Epigenetic reprogramming in cloned mouse embryos following treatment with DNA methyltransferase and histone deacetylase inhibitors

Abstract

Abstract We examined the effects of DNA methyltransferase inhibitor – RG108, and histone deacetylase inhibitor – SAHA, on the reprogramming parameters of cloned mouse embryos produced by somatic cell nuclear transfer into oocytes. The programming parameters studied included dynamics of histone reacetylation, developmental rate, DNA methylation, and transcript levels of genes, all of which are pivotal to lineage specification and blastocyst formation.

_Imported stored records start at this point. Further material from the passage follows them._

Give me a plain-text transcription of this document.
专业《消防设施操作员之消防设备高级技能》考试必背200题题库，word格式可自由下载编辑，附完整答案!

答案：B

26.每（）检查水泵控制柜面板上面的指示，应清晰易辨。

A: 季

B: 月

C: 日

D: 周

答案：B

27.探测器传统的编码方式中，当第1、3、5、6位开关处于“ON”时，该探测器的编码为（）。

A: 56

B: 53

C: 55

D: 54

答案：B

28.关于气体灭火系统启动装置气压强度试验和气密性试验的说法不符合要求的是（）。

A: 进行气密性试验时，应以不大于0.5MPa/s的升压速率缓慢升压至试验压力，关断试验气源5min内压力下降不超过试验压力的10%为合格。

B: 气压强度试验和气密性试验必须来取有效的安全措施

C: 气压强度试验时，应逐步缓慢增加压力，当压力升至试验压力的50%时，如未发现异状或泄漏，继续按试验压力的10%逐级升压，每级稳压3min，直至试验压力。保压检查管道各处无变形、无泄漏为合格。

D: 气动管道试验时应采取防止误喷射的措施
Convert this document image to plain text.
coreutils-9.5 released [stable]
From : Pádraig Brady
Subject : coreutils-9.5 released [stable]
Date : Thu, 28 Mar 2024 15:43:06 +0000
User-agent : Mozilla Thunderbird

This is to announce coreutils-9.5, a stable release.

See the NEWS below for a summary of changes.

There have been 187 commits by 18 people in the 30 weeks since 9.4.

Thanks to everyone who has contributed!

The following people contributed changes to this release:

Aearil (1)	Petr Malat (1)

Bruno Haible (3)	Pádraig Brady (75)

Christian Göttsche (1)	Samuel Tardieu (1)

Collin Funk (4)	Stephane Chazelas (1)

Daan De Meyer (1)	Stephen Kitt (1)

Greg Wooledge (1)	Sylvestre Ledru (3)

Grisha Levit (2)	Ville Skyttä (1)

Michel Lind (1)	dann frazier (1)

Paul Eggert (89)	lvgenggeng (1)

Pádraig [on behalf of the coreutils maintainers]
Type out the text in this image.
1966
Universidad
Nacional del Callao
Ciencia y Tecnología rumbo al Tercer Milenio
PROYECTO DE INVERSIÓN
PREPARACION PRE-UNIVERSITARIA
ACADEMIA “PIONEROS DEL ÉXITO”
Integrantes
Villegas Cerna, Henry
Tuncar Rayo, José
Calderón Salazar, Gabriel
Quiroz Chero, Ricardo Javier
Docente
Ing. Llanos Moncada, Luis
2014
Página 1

At the pronuclear stage, somatic nucleus-transplanted oocytes treated with 5 µM SAHA presented higher histone acetylation at H3K9, H3K14, H4K16 and H4K12, compared to untreated clones (p < 0.05). At the morula stage, cloned embryos treated with 5 μM RG108 or 5 μM SAHA presented lower DNA methylation intensity compared to untreated clones (p < 0.05), resembling the intensity levels of fertilized embryos. However, these effects were not observed when RG108 and SAHA were used in combination. The rate of morula formation was significantly higher in cloned embryos treated with 5 µM SAHA than in untreated clones, whereas treatment with RG108 resulted in no obvious effects on morula formation rates. On the other hand, the combined treatment with RG108 and SAHA resulted in inferior rates of cloned morula formation, compared to untreated clones. At the blastocyst stage, the aberrant expression levels of key developmental genes Oct4 and Cdx2, but not Nanog, were corrected in cloned embryos by the treatment with RG108. This is similar to the intensity levels seen in fertilized embryos. The expression of Rpl7l1 gene was significantly higher in embryos treated with both RG108 and SAHA than in untreated and in control groups. In summary, the present study showed that SAHA and RG108, when applied separately, improve the rate and quality of cloned mouse embryos.